I would highly recommend Henry's work in Christian theology, God, Revelation, and Authority (in five volumes: 1976-1987). He address the problem of Thomastic theology, at least partly, in his Chapter 20: "The Theological Transcendent A Priori," Volume 1.

"OKaley-Dokeley!"

The knowledge of God is nonetheless for the sake of the good life. "We are invited to a knowledge of God not such as, content with empty speculation, merely floats in the brain, but such as will be solid and fruitful, if rightly received and rooted in out hearts" (Institutes I, 5, 9). The pious mind covets knowledge of God for the sake of reverent worship and obedience. "The right way, and the best method of seeking God" is "not with presumptuous curiosity to attempt an examination of his essence, which is rather to be adored than too curiously investigated; but to contemplate him in his works, in which he approaches and familiarizes, and, in some measure, communicates himself to us" (Ibid, I, 5, 9). "Cold and frivolous . . . are the speculations of those who employ themselves in disquisitions on the essence of God, when it would be more interesting to us to become acquainted with his character, and to know, what is agreeable to his nature" (Ibid. I, 2, 2).

(I would highly recommend Henry's work in Christian theology, God, Revelation, and Authority [in five volumes: 1976-1987]. He address the problem of Thomastic theology, at least partly, in his Chapter 20: "The Theological Transcendent A Priori," Volume 1.)

Nevertheless, Plato's concept of 'Form' or 'eternal substance' (eidos) is related significantly to 'essence' (ousia); also, hypostasis is substantial, concrete being between the merely actual but contingent and the realities that are merely mental.

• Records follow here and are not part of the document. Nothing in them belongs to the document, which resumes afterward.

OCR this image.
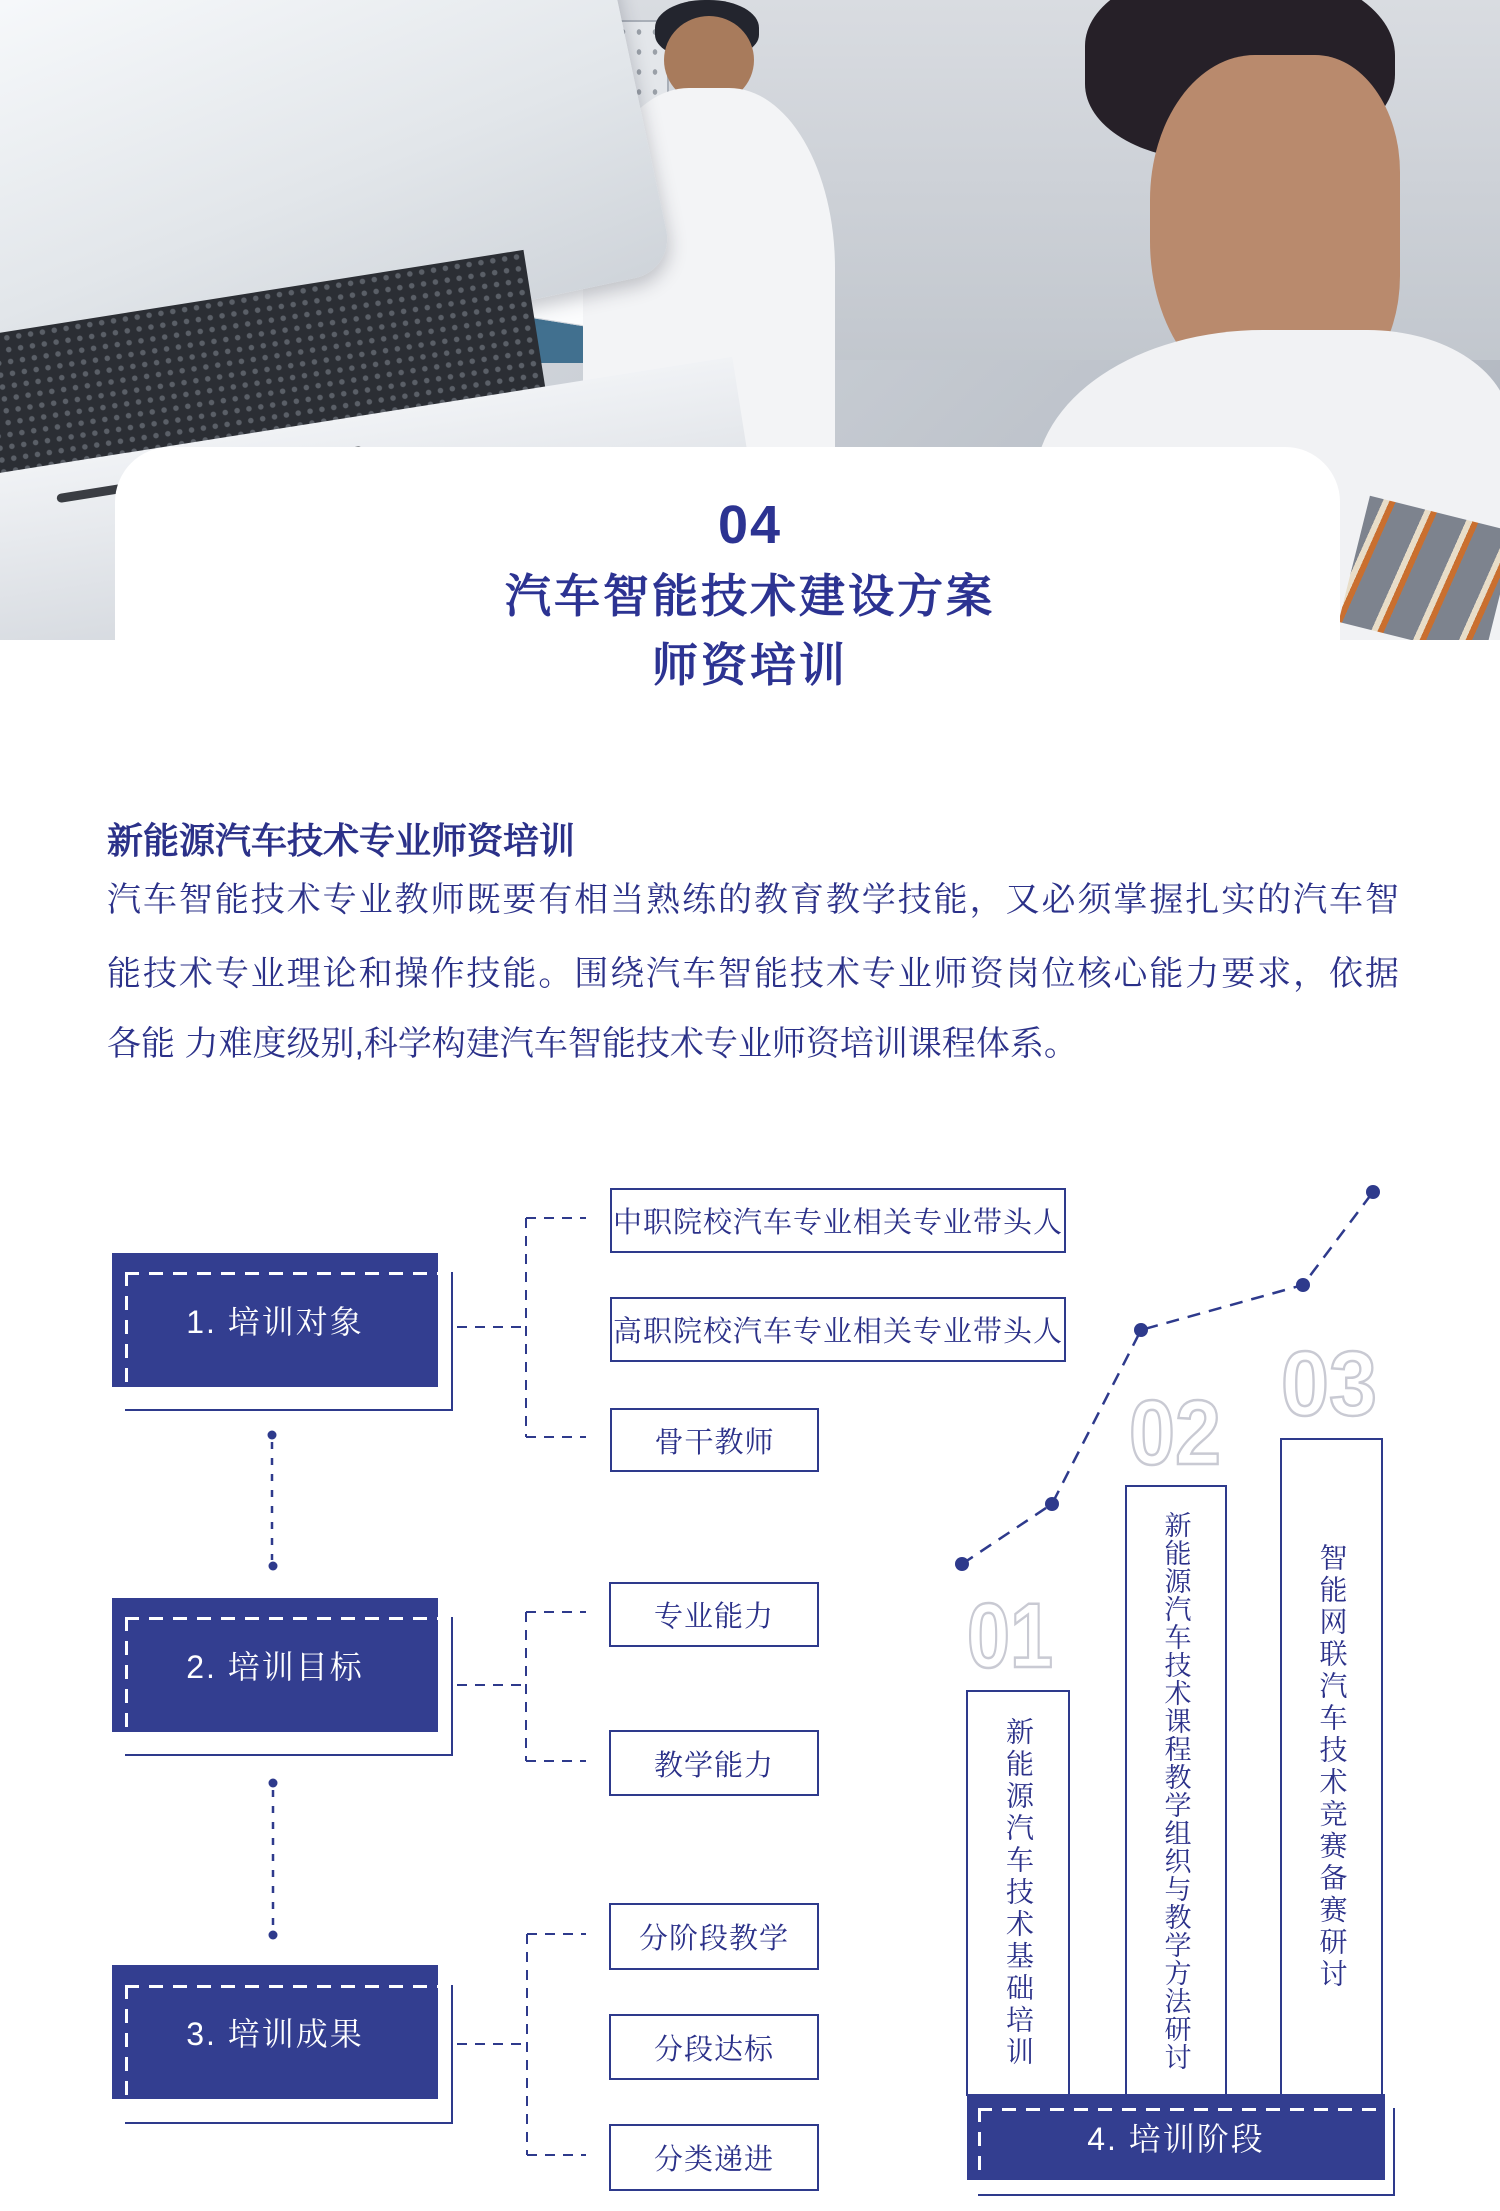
04
汽车智能技术建设方案
师资培训
新能源汽车技术专业师资培训
汽车智能技术专业教师既要有相当熟练的教育教学技能，又必须掌握扎实的汽车智
能技术专业理论和操作技能。围绕汽车智能技术专业师资岗位核心能力要求，依据
各能 力难度级别,科学构建汽车智能技术专业师资培训课程体系。
1. 培训对象
中职院校汽车专业相关专业带头人
高职院校汽车专业相关专业带头人
骨干教师
2. 培训目标
专业能力
教学能力
3. 培训成果
分阶段教学
分段达标
分类递进
新能源汽车技术基础培训	新能源汽车技术课程教学组织与教学方法研讨	智能网联汽车技术竞赛备赛研讨
4. 培训阶段
01
02 03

The whole picture is a 'tricotomy':

mental reality (appearance)


hypostasis: concrete being (substance)/becoming (change): 'reality'


actuality by contingency (hypokeimenon): the basic primary matter which has not yet been formed: a circling back to the original Form (Ideal). (In successful philosophy and philosophic-theologic world-life views: that which is placed in the lower story does not consume the upper; rather, it merges with it. Watch for this.)

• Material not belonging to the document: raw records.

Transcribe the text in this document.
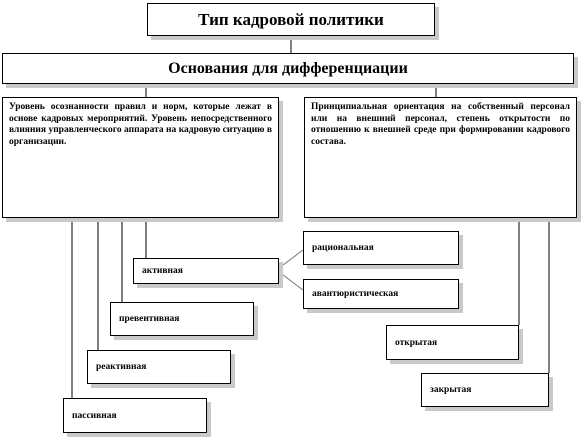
Тип кадровой политики
Основания для дифференциации
Уровень осознанности правил и норм, которые лежат в основе кадровых мероприятий. Уровень непосредственного влияния управленческого аппарата на кадровую ситуацию в организации.
Принципиальная ориентация на собственный персонал или на внешний персонал, степень открытости по отношению к внешней среде при формировании кадрового состава.
активная
рациональная
авантюристическая
превентивная
реактивная
пассивная
открытая
закрытая
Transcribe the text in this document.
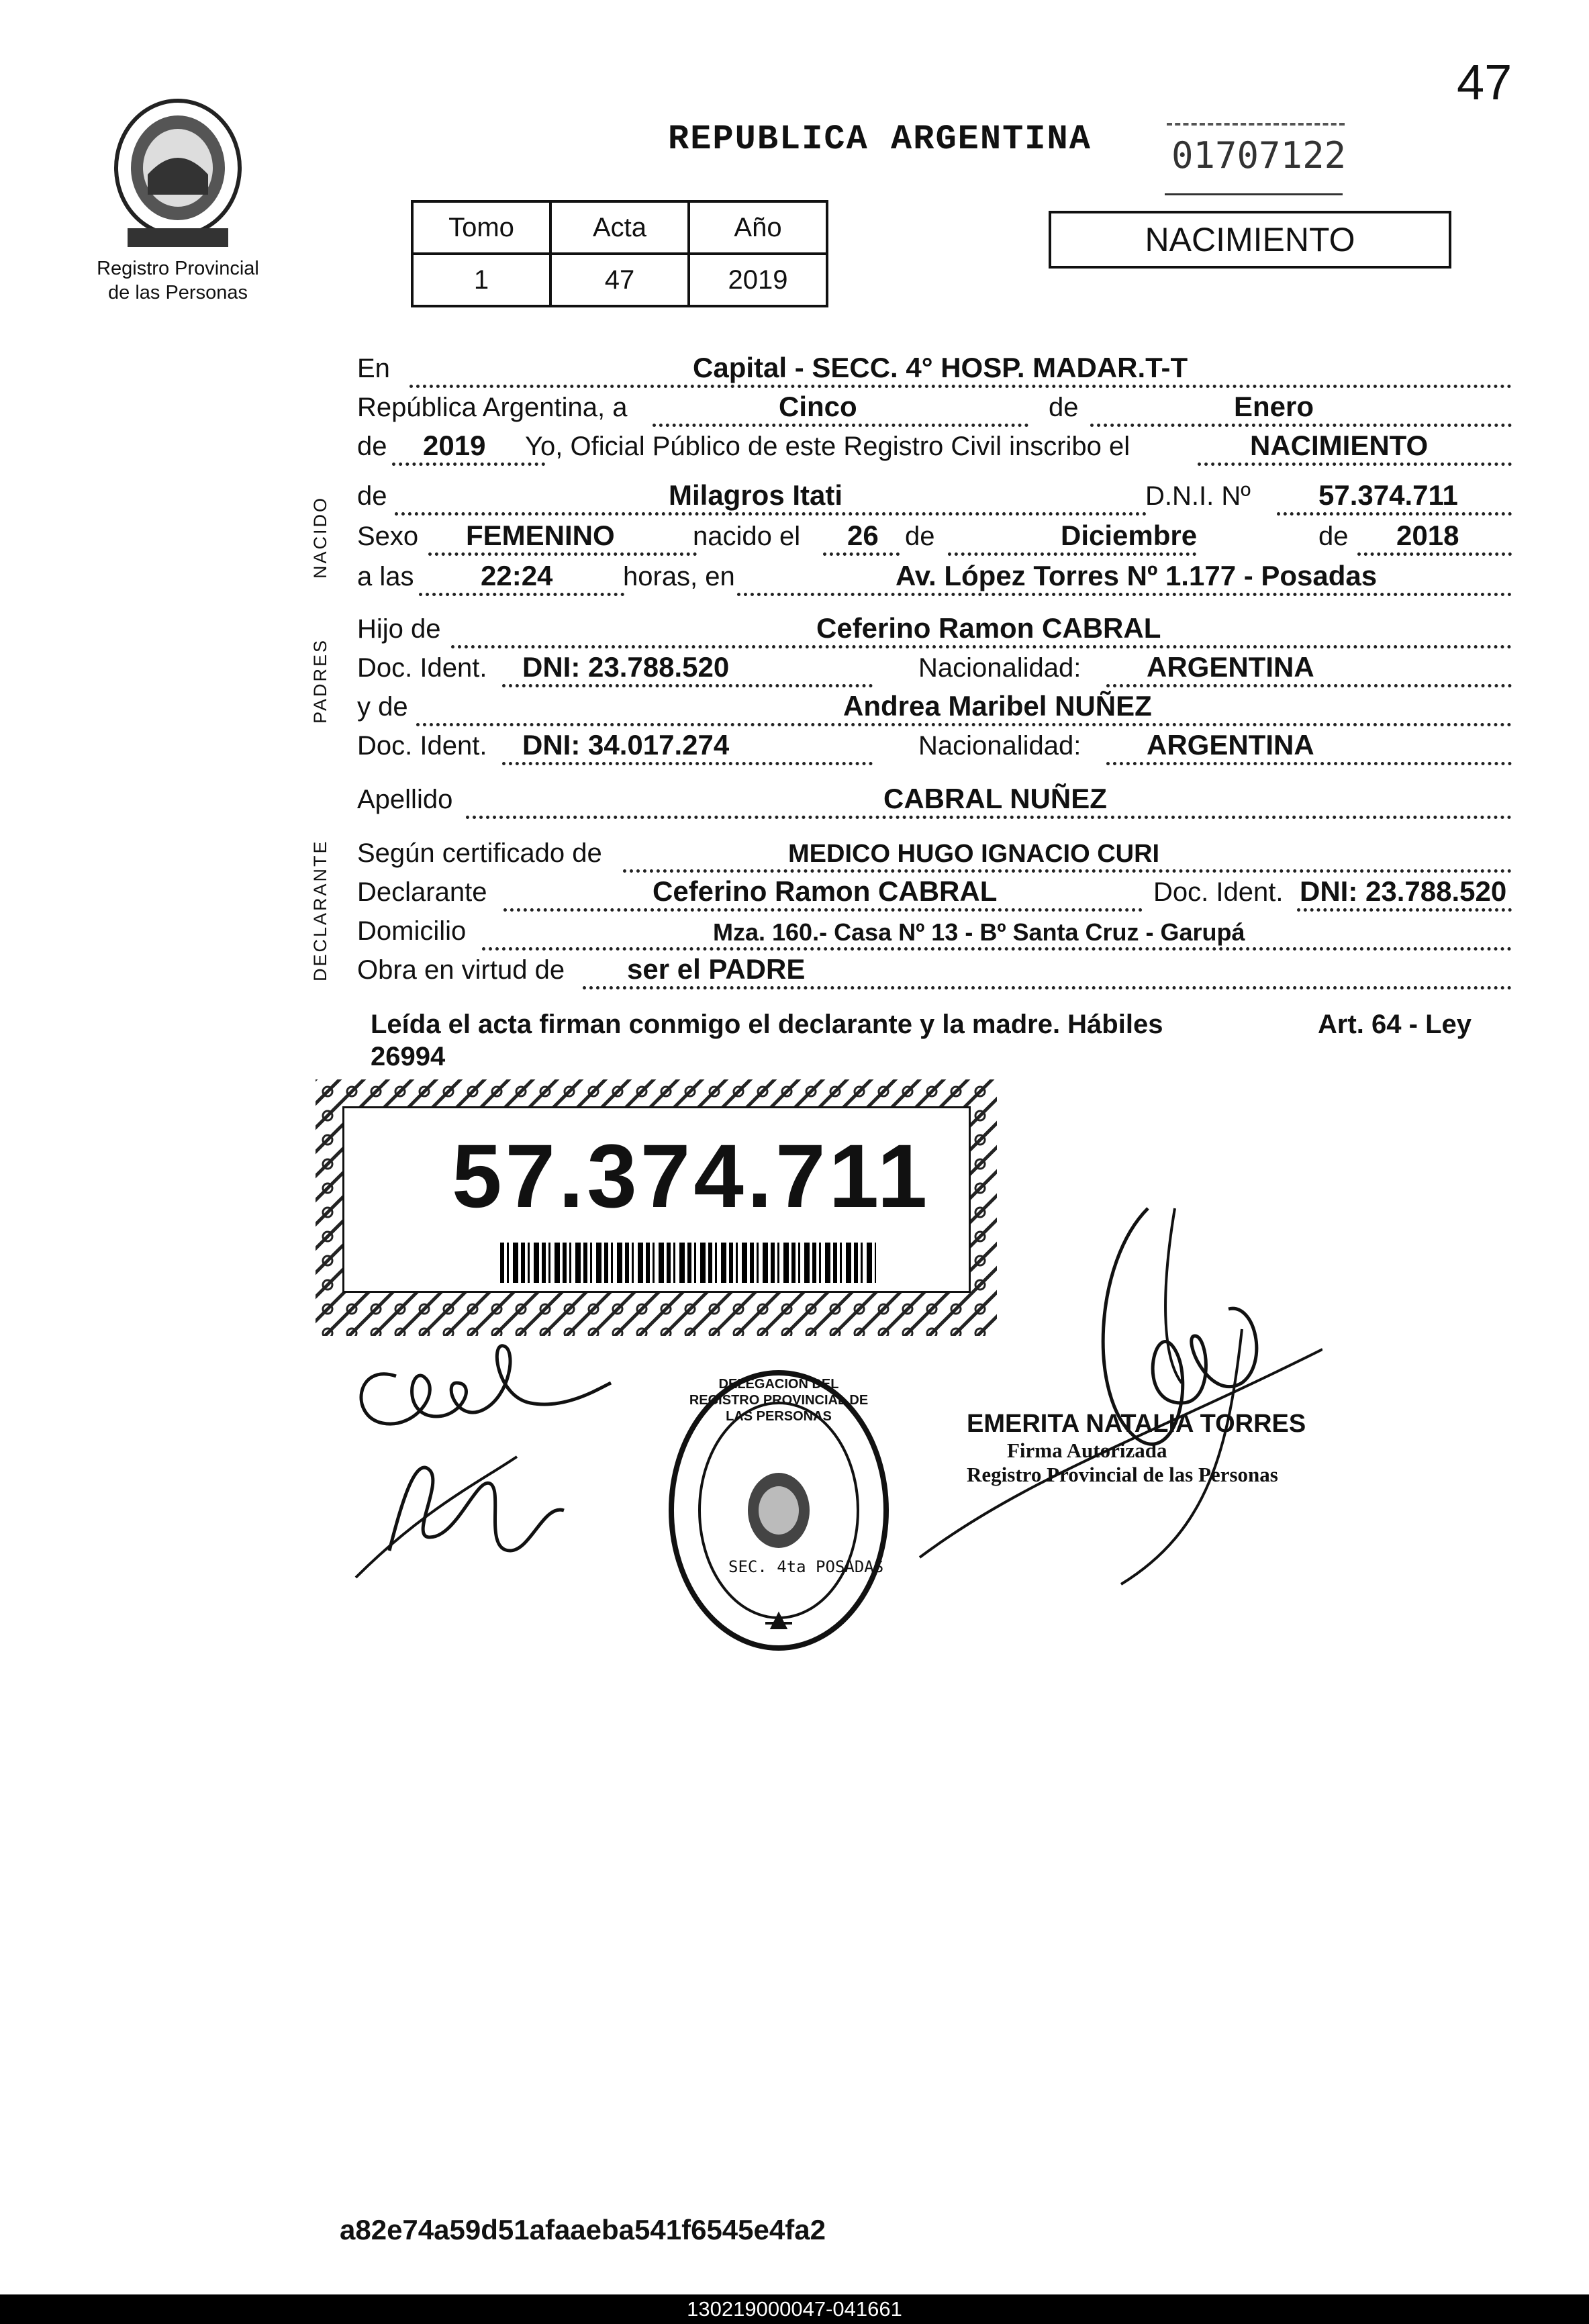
47
Registro Provincial
de las Personas
REPUBLICA ARGENTINA 01707122
Tomo	Acta	Año
1	47	2019
NACIMIENTO
NACIDO
PADRES
DECLARANTE
En	Capital - SECC. 4° HOSP. MADAR.T-T
República Argentina, a	Cinco	de	Enero
de 2019 Yo, Oficial Público de este Registro Civil inscribo el	NACIMIENTO
de	Milagros Itati	D.N.I. Nº 57.374.711
Sexo FEMENINO	nacido el 26 de	Diciembre	de 2018
a las 22:24	horas, en	Av. López Torres Nº 1.177 - Posadas
Hijo de	Ceferino Ramon CABRAL
Doc. Ident. DNI: 23.788.520	Nacionalidad: ARGENTINA
y de	Andrea Maribel NUÑEZ
Doc. Ident. DNI: 34.017.274	Nacionalidad: ARGENTINA
Apellido	CABRAL NUÑEZ
Según certificado de	MEDICO HUGO IGNACIO CURI
Declarante	Ceferino Ramon CABRAL	Doc. Ident. DNI: 23.788.520
Domicilio	Mza. 160.- Casa Nº 13 - Bº Santa Cruz - Garupá
Obra en virtud de ser el PADRE
Leída el acta firman conmigo el declarante y la madre. Hábiles	Art. 64 - Ley
26994
57.374.711
DELEGACION DEL REGISTRO PROVINCIAL DE LAS PERSONAS
SEC. 4ta POSADAS
EMERITA NATALIA TORRES
Firma Autorizada
Registro Provincial de las Personas
a82e74a59d51afaaeba541f6545e4fa2
130219000047-041661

Historic or personal movement through time begins 'top to down'. Reality and appearance are sometimes opposed. Time (to the Platonists and Neo-Platonists) was thought of as noema (thought or concept) and metron (measure), but not as hypostasis (the reality we experience; with this in mind, you might detect how C. Godel [Einstein's best friend] was merely a Neo-Platonist).

Hypostasis is further identified with the world spirit or world soul. It is 'essence' that gives stability to the concrete, individual thing. This is the world of substantia (substance: electrons, protons, neutrons and stuff; This is my, your world; the objective world).

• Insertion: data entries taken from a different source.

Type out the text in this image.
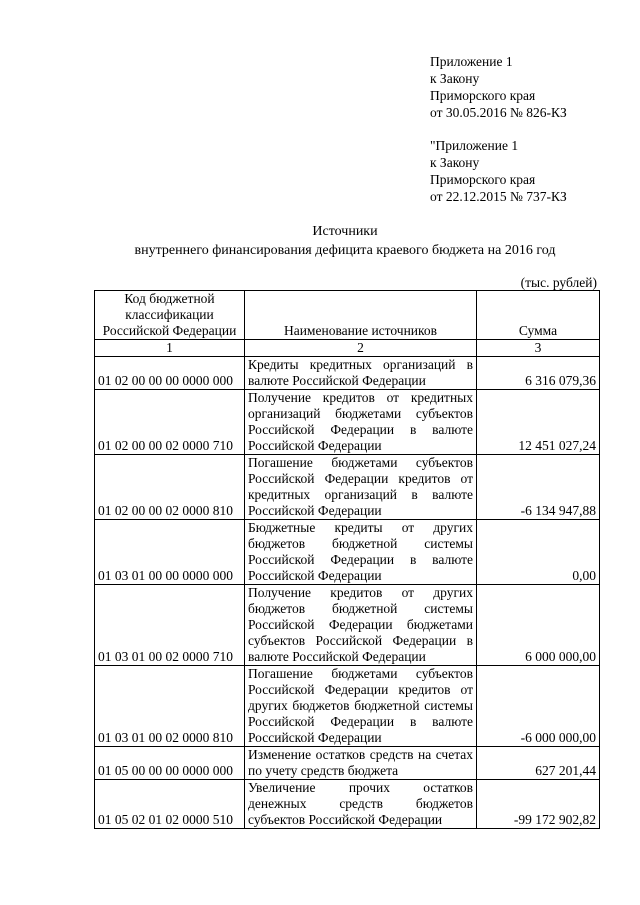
Приложение 1
к Закону
Приморского края
от 30.05.2016 № 826-КЗ
"Приложение 1
к Закону
Приморского края
от 22.12.2015 № 737-КЗ
Источники
внутреннего финансирования дефицита краевого бюджета на 2016 год
(тыс. рублей)
Код бюджетной классификации Российской Федерации	Наименование источников	Сумма
1	2	3
01 02 00 00 00 0000 000	Кредиты кредитных организаций в валюте Российской Федерации	6 316 079,36
01 02 00 00 02 0000 710	Получение кредитов от кредитных организаций бюджетами субъектов Российской Федерации в валюте Российской Федерации	12 451 027,24
01 02 00 00 02 0000 810	Погашение бюджетами субъектов Российской Федерации кредитов от кредитных организаций в валюте Российской Федерации	-6 134 947,88
01 03 01 00 00 0000 000	Бюджетные кредиты от других бюджетов бюджетной системы Российской Федерации в валюте Российской Федерации	0,00
01 03 01 00 02 0000 710	Получение кредитов от других бюджетов бюджетной системы Российской Федерации бюджетами субъектов Российской Федерации в валюте Российской Федерации	6 000 000,00
01 03 01 00 02 0000 810	Погашение бюджетами субъектов Российской Федерации кредитов от других бюджетов бюджетной системы Российской Федерации в валюте Российской Федерации	-6 000 000,00
01 05 00 00 00 0000 000	Изменение остатков средств на счетах по учету средств бюджета	627 201,44
01 05 02 01 02 0000 510	Увеличение прочих остатков денежных средств бюджетов субъектов Российской Федерации	-99 172 902,82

Plato's 'Form' basically meant "to place under." Under what? Under heaven, God's realm. Our world is both under heaven literally and by authority (the Creator's conduct). Our world is like a world under water... a bottom world upon which one can or cannot get a foothold. It's like 'night-floundering' in Georgia swamp land, a lantern and a 'gig' in-hand. You look, feel for solid ground under and through the deep dark, dank forested swamp waters. Sometimes nothing is there, so you float. Or, you tread water (with all that stuff in both hands, better tread with your feet)! Sometimes you might feel with your bare feet the muddy bottom ooze. Yea, "That's 'bottom'." Tillich's "God, the ground of all being."

(I would highly recommend The New International Dictionary of New Testament Theology [1967; 1975], Volume 1: s.v., "Form," p. 703-714.)